Your math is right, but your answer is wrong.
You never mention the INTEREST RATE. That gets added to the $124.
IMO, I would NEVER buy a used car and pay for it for 5 years.
By stretching out the payments they're really stretching out the INTEREST they will be STEALING from you...with your consent.
Here's how it works:
1. The initial dealer made money when they sold the car.
2. They made money again when they purchased the car in a trade-in...they BUY LOW.
3. They made money when they sold a replacement car.
4. They plan on making money when they sell it again...SELL HIGH.
If they give you a hard sale and tell you that they're not making any money...THEY'RE LYING. They won't sell AIR without making a profit.
Did you do a Kelly Blue Book search to see if the car is overpriced?
You need to learn how to haggle and offer them no more than $7000 for the car. They're also making over $400 just on the processing part. All it is it a title transfer with your lender being listed as the lien holder.
You also didn't mention it's age or the type of car. At $8500 it's at least 5 years old and will be requiring EXPENSIVE maintenance/repairs SOON. Do you have the money for that?
I don't know your financial situation or your urgency of need for a car, but IMO, you would be better off saving more money to buy a newer car. I'm pretty sure it's not the words you wanted to hear (read), but that's my opinion.
FWIW, I've paid cash for every car I've owned since the 1990's. I had a difficult time buying my 2018 Honda Accord since they wanted me to finance it (to make money). I refused. They called me 2 days later...I wrote them a check for $32,400. The car was paid off when I drove it off the lot.
- A.J.Lv 72 months ago
The first question is whether the car is worth $8000. Check its value at Edmunds.com. They have street value and retail value. On the price they add a no value to you fee as their extra profit. PAYING $1000 down payment is part of the price. Used cars need more maintenance and may not last 5 years. You are required to carry full insurance. The loan on the car has interest payments you have not included.
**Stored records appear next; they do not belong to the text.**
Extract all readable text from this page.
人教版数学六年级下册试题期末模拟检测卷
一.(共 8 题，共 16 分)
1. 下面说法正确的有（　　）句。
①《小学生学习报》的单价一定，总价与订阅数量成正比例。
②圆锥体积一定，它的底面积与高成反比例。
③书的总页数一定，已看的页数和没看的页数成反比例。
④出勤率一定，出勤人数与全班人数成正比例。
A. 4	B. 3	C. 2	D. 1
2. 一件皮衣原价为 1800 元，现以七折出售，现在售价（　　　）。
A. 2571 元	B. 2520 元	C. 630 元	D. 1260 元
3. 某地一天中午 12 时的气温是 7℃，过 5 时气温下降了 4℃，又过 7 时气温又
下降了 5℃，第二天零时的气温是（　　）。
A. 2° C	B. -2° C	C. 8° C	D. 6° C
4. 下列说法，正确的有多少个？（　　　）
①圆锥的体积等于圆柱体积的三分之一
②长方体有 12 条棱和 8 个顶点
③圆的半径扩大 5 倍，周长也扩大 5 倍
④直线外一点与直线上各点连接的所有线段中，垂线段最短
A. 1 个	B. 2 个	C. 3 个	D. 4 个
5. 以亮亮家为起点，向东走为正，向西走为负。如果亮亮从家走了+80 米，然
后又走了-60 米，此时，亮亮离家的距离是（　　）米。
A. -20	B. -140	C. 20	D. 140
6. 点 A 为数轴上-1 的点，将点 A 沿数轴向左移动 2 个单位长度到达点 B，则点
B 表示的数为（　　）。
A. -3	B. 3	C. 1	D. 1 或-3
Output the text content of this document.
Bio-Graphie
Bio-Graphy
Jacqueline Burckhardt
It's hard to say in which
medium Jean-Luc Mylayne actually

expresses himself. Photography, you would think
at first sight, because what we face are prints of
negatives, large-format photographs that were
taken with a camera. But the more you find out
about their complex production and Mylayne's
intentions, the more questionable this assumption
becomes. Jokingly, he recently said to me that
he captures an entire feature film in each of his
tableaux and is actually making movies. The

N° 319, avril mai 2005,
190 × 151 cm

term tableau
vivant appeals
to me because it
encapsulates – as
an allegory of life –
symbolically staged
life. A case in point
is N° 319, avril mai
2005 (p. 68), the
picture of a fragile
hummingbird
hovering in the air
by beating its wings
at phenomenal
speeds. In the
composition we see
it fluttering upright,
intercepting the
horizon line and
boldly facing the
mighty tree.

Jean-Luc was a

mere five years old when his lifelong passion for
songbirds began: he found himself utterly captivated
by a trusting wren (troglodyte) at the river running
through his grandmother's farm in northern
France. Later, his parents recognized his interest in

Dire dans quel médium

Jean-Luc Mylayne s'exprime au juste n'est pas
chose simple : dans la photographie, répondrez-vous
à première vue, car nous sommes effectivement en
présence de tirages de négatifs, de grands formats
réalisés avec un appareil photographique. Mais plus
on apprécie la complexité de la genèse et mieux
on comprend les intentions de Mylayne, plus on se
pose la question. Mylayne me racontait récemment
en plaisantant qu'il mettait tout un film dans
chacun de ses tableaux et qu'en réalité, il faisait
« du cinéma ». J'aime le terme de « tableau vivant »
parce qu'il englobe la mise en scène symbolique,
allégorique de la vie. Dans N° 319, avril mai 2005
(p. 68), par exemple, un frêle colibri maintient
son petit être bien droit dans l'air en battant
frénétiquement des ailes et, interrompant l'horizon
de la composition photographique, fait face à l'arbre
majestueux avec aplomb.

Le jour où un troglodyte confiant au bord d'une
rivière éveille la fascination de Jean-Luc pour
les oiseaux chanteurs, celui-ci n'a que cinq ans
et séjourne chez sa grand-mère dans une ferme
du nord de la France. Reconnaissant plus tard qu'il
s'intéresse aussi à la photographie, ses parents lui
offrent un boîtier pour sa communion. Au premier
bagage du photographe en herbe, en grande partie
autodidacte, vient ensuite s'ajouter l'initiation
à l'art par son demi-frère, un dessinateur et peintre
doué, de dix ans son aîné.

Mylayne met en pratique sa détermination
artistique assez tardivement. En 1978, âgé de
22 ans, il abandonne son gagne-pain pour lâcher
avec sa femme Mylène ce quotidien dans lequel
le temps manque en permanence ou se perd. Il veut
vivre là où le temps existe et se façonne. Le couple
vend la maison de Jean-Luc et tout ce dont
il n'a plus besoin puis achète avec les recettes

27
The payment is MORE than $124/month, unless the car is worth much less.
Dealer financed is usually a rip-off. You must go to a credit union or bank for a car loan and price it out based on the car.
At the dealer, even with "good" unstated score, probably not very good at all, figure 8% APR where it should be 4% with a credit union with truly good credit. The APR could be offered at over 8% actually for higher payments from the dealer.
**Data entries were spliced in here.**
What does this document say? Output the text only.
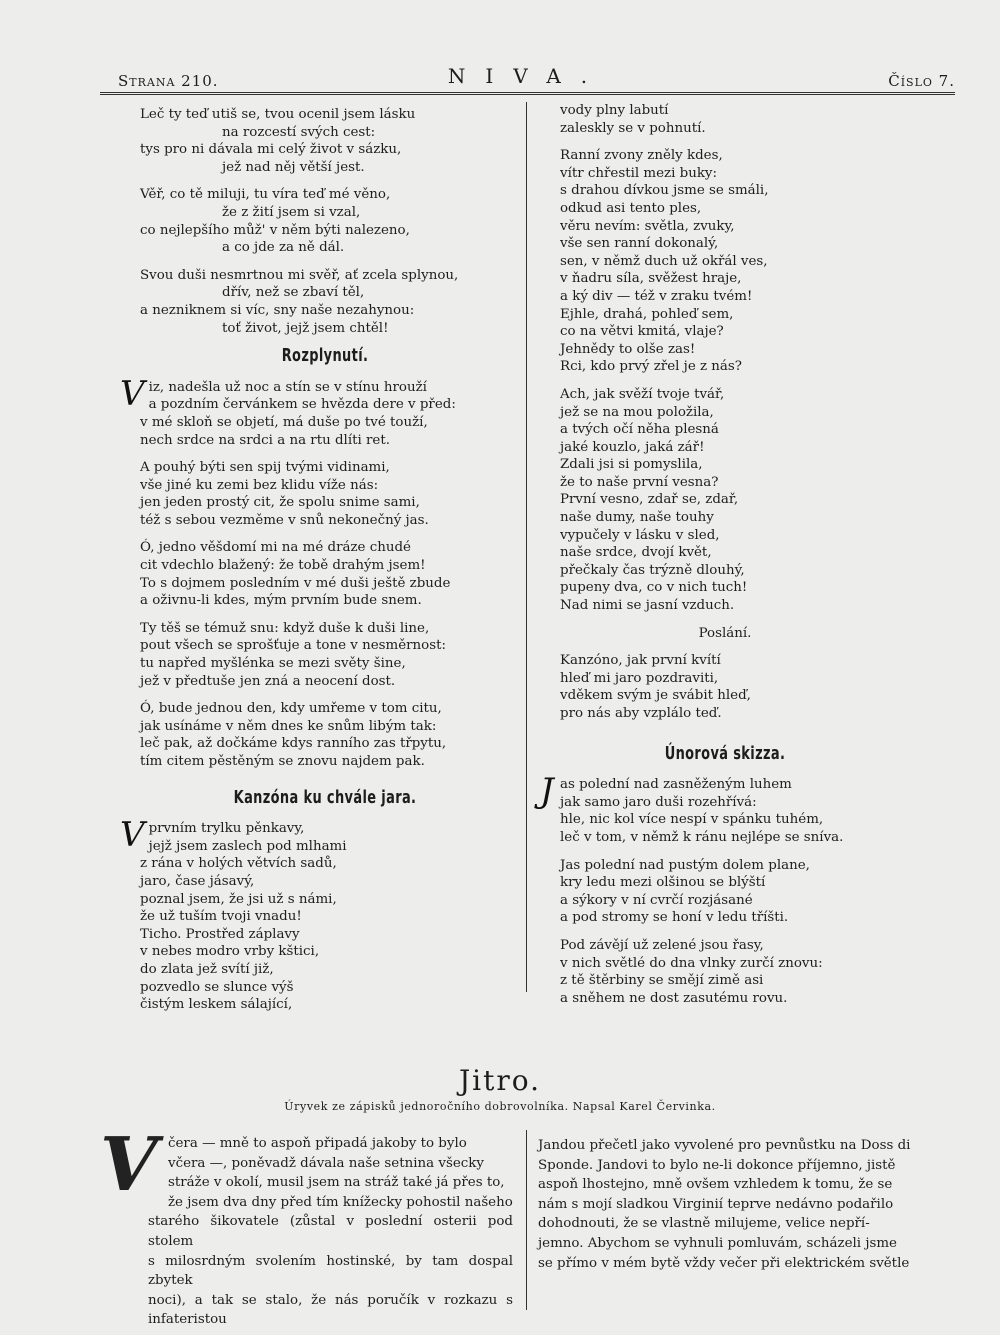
Strana 210.	NIVA.	Číslo 7.
Leč ty teď utiš se, tvou ocenil jsem lásku
na rozcestí svých cest:
tys pro ni dávala mi celý život v sázku,
jež nad něj větší jest.
Věř, co tě miluji, tu víra teď mé věno,
že z žití jsem si vzal,
co nejlepšího můž' v něm býti nalezeno,
a co jde za ně dál.
Svou duši nesmrtnou mi svěř, ať zcela splynou,
dřív, než se zbaví těl,
a nezniknem si víc, sny naše nezahynou:
toť život, jejž jsem chtěl!
Rozplynutí.
V iz, nadešla už noc a stín se v stínu hrouží
a pozdním červánkem se hvězda dere v před:
v mé skloň se objetí, má duše po tvé touží,
nech srdce na srdci a na rtu dlíti ret.
A pouhý býti sen spij tvými vidinami,
vše jiné ku zemi bez klidu víže nás:
jen jeden prostý cit, že spolu snime sami,
též s sebou vezměme v snů nekonečný jas.
Ó, jedno věšdomí mi na mé dráze chudé
cit vdechlo blažený: že tobě drahým jsem!
To s dojmem posledním v mé duši ještě zbude
a oživnu-li kdes, mým prvním bude snem.
Ty těš se témuž snu: když duše k duši line,
pout všech se sprošťuje a tone v nesměrnost:
tu napřed myšlénka se mezi světy šine,
jež v předtuše jen zná a neocení dost.
Ó, bude jednou den, kdy umřeme v tom citu,
jak usínáme v něm dnes ke snům libým tak:
leč pak, až dočkáme kdys ranního zas třpytu,
tím citem pěstěným se znovu najdem pak.
Kanzóna ku chvále jara.
V prvním trylku pěnkavy,
jejž jsem zaslech pod mlhami
z rána v holých větvích sadů,
jaro, čase jásavý,
poznal jsem, že jsi už s námi,
že už tuším tvoji vnadu!
Ticho. Prostřed záplavy
v nebes modro vrby kštici,
do zlata jež svítí již,
pozvedlo se slunce výš
čistým leskem sálající,
vody plny labutí
zaleskly se v pohnutí.
Ranní zvony zněly kdes,
vítr chřestil mezi buky:
s drahou dívkou jsme se smáli,
odkud asi tento ples,
věru nevím: světla, zvuky,
vše sen ranní dokonalý,
sen, v němž duch už okřál ves,
v ňadru síla, svěžest hraje,
a ký div — též v zraku tvém!
Ejhle, drahá, pohleď sem,
co na větvi kmitá, vlaje?
Jehnědy to olše zas!
Rci, kdo prvý zřel je z nás?
Ach, jak svěží tvoje tvář,
jež se na mou položila,
a tvých očí něha plesná
jaké kouzlo, jaká zář!
Zdali jsi si pomyslila,
že to naše první vesna?
První vesno, zdař se, zdař,
naše dumy, naše touhy
vypučely v lásku v sled,
naše srdce, dvojí květ,
přečkaly čas trýzně dlouhý,
pupeny dva, co v nich tuch!
Nad nimi se jasní vzduch.
Poslání.
Kanzóno, jak první kvítí
hleď mi jaro pozdraviti,
vděkem svým je svábit hleď,
pro nás aby vzplálo teď.
Únorová skizza.
J as polední nad zasněženým luhem
jak samo jaro duši rozehřívá:
hle, nic kol více nespí v spánku tuhém,
leč v tom, v němž k ránu nejlépe se sníva.
Jas polední nad pustým dolem plane,
kry ledu mezi olšinou se blýští
a sýkory v ní cvrčí rozjásané
a pod stromy se honí v ledu tříšti.
Pod závějí už zelené jsou řasy,
v nich světlé do dna vlnky zurčí znovu:
z tě štěrbiny se smějí zimě asi
a sněhem ne dost zasutému rovu.
Jitro.
Úryvek ze zápisků jednoročního dobrovolníka. Napsal Karel Červinka.
V čera — mně to aspoň připadá jakoby to bylo
včera —, poněvadž dávala naše setnina všecky
stráže v okolí, musil jsem na stráž také já přes to,
že jsem dva dny před tím knížecky pohostil našeho
starého šikovatele (zůstal v poslední osterii pod stolem
s milosrdným svolením hostinské, by tam dospal zbytek
noci), a tak se stalo, že nás poručík v rozkazu s infateristou
Jandou přečetl jako vyvolené pro pevnůstku na Doss di
Sponde. Jandovi to bylo ne-li dokonce příjemno, jistě
aspoň lhostejno, mně ovšem vzhledem k tomu, že se
nám s mojí sladkou Virginií teprve nedávno podařilo
dohodnouti, že se vlastně milujeme, velice nepří-
jemno. Abychom se vyhnuli pomluvám, scházeli jsme
se přímo v mém bytě vždy večer při elektrickém světle
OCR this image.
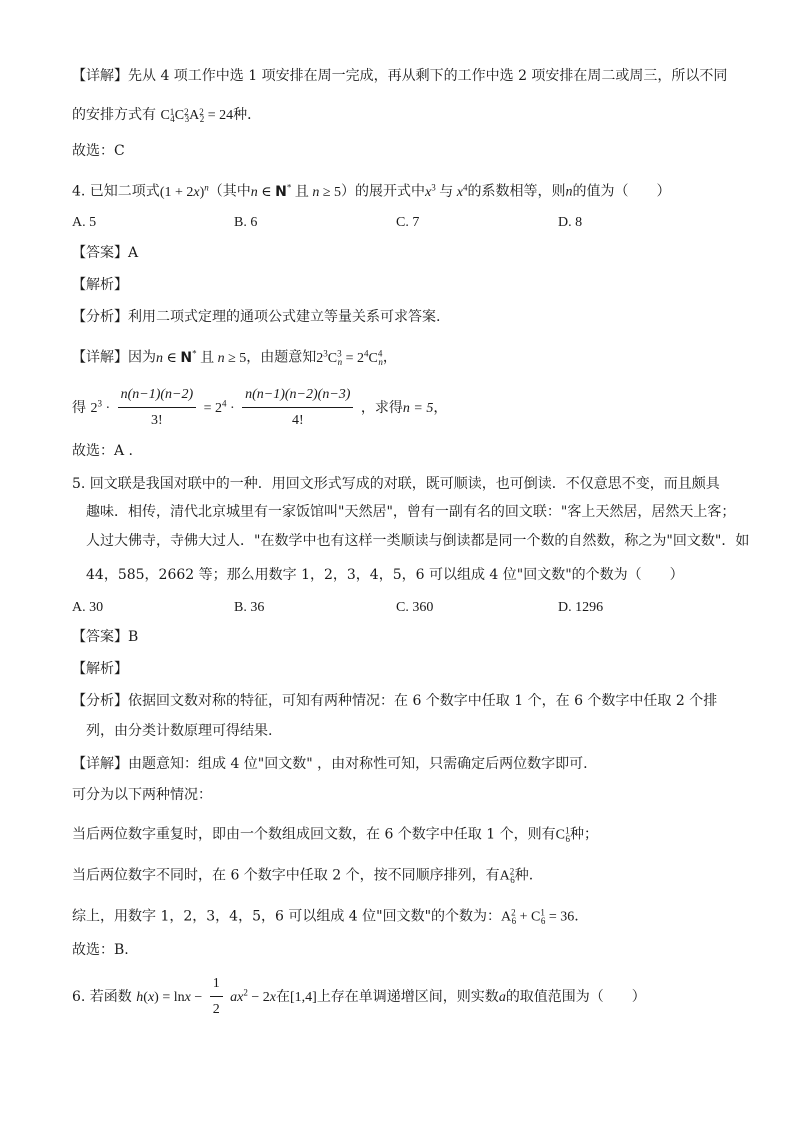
【详解】先从 4 项工作中选 1 项安排在周一完成，再从剩下的工作中选 2 项安排在周二或周三，所以不同
的安排方式有 $C^1_4C^2_3A^2_2 = 24$种．
故选：C
4. 已知二项式$(1 + 2x)^n$（其中n ∈ N* 且 n ≥ 5）的展开式中$x^3$ 与 $x^4$的系数相等，则n的值为（　　）
A. 5	B. 6	C. 7	D. 8
【答案】A
【解析】
【分析】利用二项式定理的通项公式建立等量关系可求答案.
【详解】因为n ∈ N* 且 n ≥ 5，由题意知$2^3C^3_n = 2^4C^4_n$，
得 $2^3 \cdot \frac{n(n-1)(n-2)}{3!} = 2^4 \cdot \frac{n(n-1)(n-2)(n-3)}{4!}$ ，求得n = 5，
故选：A .
5. 回文联是我国对联中的一种．用回文形式写成的对联，既可顺读，也可倒读．不仅意思不变，而且颇具
趣味．相传，清代北京城里有一家饭馆叫"天然居"，曾有一副有名的回文联："客上天然居，居然天上客；
人过大佛寺，寺佛大过人．"在数学中也有这样一类顺读与倒读都是同一个数的自然数，称之为"回文数"．如
44，585，2662 等；那么用数字 1，2，3，4，5，6 可以组成 4 位"回文数"的个数为（　　）
A. 30	B. 36	C. 360	D. 1296
【答案】B
【解析】
【分析】依据回文数对称的特征，可知有两种情况：在 6 个数字中任取 1 个，在 6 个数字中任取 2 个排
列，由分类计数原理可得结果.
【详解】由题意知：组成 4 位"回文数" ，由对称性可知，只需确定后两位数字即可.
可分为以下两种情况：
当后两位数字重复时，即由一个数组成回文数，在 6 个数字中任取 1 个，则有$C^1_6$种；
当后两位数字不同时，在 6 个数字中任取 2 个，按不同顺序排列，有$A^2_6$种.
综上，用数字 1，2，3，4，5，6 可以组成 4 位"回文数"的个数为：$A^2_6 + C^1_6 = 36$.
故选：B.
6. 若函数 $h(x) = \ln x - \frac{1}{2} ax^2 - 2x$在[1,4]上存在单调递增区间，则实数a的取值范围为（　　）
$7490 @ 8% APR 60 months (5 years) is about $152/month
$7490 @ 4% APR Is about $138/month.
AT 8% it's $9120 total paid, plus the $1000 for $10,120 total for the car.
It is only worth about $6500 in typical street re-sale value.
You are committing to the loan, though you can pay it early avoiding future interest.
If the car is worth $1500 after 5 years, it cost $8620 over 5 years, plus maintenance, insurance, registration costs. You cannot resell it without the loan being paid off.
You have to pay extra money to sell the car because at $1000 down, from a dealer it is usually worth less the day you drive it and stays underwater in value.
- k wLv 72 months ago
just don't over extend yourself, it is quite easy to do......I'd buy a late model cream-puff and there's not much available these days for list price of 7,995 ! maybe in the 1970's
- Coffee DrinkerLv 72 months ago
Processing fees are a trick that dealerships use so they can get away with falsely advertising lower prices.
Processing the paperwork is part of the cost of doing business as a car dealer. Charging your customers $500 to file paperwork is ridiculous.
So you need to either negotiate to have that fee waived, or just mentally think about it as though the car is $8500 and decide if that's still a good deal.
As for your math - yes that's the correct way to think about it: add up the TOTAL cost of the car, then subtract the amount you're going to pay as a down payment (aka deposit) and what's left is the amount you'll need to finance. The monthly payment will vary based on your credit score (which affects your interest rate) as well as the length of the loan.
But you're forgetting the cost of taxes, title fees and licensing. When you buy a car at the dealer they'll collect the sales tax, the title fees (paid to the state for issuing a new title that shows you as the owner) and licensing (covers the first year of registration). Ask the dealership for an estimate of those fees and go through it line by line to make sure they're not sneaking additional fees into the deal. I already don't trust any dealer that charges a $500 "processing fee"
Remember to look at the total cost, not just the monthly payment. the fastest way to being broke and in debt is to buy a bunch of stuff with "low payments" but failing to look at the actual total price of the deal.